On the bilateral front, Australia and India launched a three-year Critical Minerals Investment Partnership in July 2022. The issue came up in May as well, when the Australian and Indian prime ministers met in Sydney and discussed increasing cooperation on mining and critical minerals.

India is also working with a Japanese-owned subsidiary in the country to refine rare earth elements sourced domestically.

These partnerships, along with India’s membership of the Quad’s Critical and Emerging Technology working group as well as the Indo-Pacific Economic Framework, offer India an opportunity to work with like-minded partners to counter China’s dominance in critical minerals and help secure global supply chains.

However, experts say India will first need a strategy to make better use of its untapped geological endowments and build competitiveness in its domestic industry spanning exploration, mining and processing, including by opening it up to private players.

Currently, Irel (India), a central government enterprise, has a monopoly over the mining of rare earth minerals in the country.

“India has a massive potential but, broadly speaking, it is very difficult for private sector explorers to come in because they don’t have the incentives to explore, especially as they don’t easily get the right to mine the minerals they discover,” said Mr Ganesh Sivamani, a research associate at CSEP.

Ms Ritika Passi, lead programme manager at Global Trade Observer, a think-tank based in Delhi, added the country must also prioritise specific critical minerals and their value chains, especially those “where it’s able to build excellence” and secure investments and technologies for this goal, as China has done.
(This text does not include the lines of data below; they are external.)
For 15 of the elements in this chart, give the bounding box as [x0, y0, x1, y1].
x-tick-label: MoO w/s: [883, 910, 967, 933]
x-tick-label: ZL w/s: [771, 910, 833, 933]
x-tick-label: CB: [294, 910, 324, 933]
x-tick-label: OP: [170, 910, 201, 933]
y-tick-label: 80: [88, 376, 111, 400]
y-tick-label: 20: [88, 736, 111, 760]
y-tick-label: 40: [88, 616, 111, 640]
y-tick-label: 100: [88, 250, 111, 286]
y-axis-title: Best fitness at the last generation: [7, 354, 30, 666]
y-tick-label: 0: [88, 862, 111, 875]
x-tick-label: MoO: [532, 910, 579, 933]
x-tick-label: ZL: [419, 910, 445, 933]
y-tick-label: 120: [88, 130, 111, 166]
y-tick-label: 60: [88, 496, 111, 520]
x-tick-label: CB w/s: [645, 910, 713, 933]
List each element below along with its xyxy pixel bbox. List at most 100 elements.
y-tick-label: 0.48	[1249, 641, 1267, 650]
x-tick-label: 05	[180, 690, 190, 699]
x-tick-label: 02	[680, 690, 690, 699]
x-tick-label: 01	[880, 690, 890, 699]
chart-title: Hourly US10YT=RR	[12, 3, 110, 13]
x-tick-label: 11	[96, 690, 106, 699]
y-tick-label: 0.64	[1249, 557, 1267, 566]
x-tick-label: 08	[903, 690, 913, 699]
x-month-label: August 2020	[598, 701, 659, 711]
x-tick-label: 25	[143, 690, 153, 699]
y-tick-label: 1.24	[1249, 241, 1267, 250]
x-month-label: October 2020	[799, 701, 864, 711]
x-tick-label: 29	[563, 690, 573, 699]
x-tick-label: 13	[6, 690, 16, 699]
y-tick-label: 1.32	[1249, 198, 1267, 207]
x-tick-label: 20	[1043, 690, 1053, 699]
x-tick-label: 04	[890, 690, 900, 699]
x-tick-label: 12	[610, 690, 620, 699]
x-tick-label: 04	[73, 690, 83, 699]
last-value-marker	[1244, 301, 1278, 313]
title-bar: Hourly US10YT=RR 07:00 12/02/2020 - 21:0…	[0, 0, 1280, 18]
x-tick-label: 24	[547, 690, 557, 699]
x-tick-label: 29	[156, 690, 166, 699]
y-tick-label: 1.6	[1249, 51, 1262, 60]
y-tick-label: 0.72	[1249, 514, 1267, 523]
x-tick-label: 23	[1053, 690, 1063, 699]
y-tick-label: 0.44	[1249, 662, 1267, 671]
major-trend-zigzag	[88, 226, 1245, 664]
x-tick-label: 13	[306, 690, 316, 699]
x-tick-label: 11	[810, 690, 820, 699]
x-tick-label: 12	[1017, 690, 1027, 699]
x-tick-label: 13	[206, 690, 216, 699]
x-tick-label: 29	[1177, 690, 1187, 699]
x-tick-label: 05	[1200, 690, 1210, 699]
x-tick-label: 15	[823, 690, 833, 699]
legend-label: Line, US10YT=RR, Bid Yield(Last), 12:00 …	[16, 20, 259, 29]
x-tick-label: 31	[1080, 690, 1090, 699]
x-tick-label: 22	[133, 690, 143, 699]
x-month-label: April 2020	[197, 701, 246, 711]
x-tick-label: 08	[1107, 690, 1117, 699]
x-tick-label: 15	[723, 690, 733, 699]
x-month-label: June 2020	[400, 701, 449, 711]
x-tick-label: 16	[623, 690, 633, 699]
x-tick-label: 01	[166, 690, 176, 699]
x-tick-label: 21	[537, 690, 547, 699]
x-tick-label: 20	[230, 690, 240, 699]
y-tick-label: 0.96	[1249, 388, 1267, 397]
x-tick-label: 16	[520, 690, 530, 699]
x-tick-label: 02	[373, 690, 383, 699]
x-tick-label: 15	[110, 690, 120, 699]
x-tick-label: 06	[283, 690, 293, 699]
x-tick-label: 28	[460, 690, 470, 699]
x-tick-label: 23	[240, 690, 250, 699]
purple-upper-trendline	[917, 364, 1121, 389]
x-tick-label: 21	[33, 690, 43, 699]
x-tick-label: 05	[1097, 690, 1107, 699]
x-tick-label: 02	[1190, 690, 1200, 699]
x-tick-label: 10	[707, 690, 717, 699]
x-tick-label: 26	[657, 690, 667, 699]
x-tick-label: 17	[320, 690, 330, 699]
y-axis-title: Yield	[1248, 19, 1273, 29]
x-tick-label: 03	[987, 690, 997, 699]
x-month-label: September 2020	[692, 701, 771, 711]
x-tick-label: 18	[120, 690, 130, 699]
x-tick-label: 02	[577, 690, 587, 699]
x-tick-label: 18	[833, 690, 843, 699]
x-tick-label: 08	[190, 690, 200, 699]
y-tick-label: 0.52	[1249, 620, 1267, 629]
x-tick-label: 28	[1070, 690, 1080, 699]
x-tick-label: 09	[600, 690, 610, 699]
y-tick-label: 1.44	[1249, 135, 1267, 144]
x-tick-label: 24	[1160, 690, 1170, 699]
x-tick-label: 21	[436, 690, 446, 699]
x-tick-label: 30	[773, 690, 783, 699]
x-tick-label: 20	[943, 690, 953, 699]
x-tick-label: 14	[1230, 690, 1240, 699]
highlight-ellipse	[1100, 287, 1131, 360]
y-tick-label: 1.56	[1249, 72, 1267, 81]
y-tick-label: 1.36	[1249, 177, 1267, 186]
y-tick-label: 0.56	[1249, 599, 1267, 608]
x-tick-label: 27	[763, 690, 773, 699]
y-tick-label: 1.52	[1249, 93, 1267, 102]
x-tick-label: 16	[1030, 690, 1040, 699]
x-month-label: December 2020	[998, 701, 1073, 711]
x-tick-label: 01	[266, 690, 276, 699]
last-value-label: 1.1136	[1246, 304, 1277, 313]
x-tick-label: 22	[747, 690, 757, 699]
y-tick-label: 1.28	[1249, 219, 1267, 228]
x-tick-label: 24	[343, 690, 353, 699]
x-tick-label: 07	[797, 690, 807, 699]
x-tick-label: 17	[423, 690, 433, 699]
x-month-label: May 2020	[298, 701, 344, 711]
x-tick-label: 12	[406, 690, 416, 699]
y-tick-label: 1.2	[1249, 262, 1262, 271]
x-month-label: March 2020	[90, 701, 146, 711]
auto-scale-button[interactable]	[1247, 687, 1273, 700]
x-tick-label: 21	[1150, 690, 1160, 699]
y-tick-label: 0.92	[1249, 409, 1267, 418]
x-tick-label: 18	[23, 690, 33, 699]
China, which accounts for only 14 per cent of global lithium reserves, has over the years acquired lithium mines overseas and built an efficient domestic processing industry that is today responsible for around 60 per cent of global lithium processing.

“India must look at building competitiveness to the extent possible given national resources and by also taking advantage of the geopolitical opportunity that has presented itself as countries look to diversify investment and trade,” Ms Passi added.

While minimising environmental risks associated with mining is important, Mr Sivamani noted India’s focus should also be on augmenting end-of-life mineral recycling by tapping the country’s vast amounts of electronic waste that are dumped in landfills.

India recycled only 32.9 per cent of the e-waste generated in 2021 to 2022.

“Recovering these minerals through recycling discarded e-waste can be a really good way of reducing our import reliance,” he added.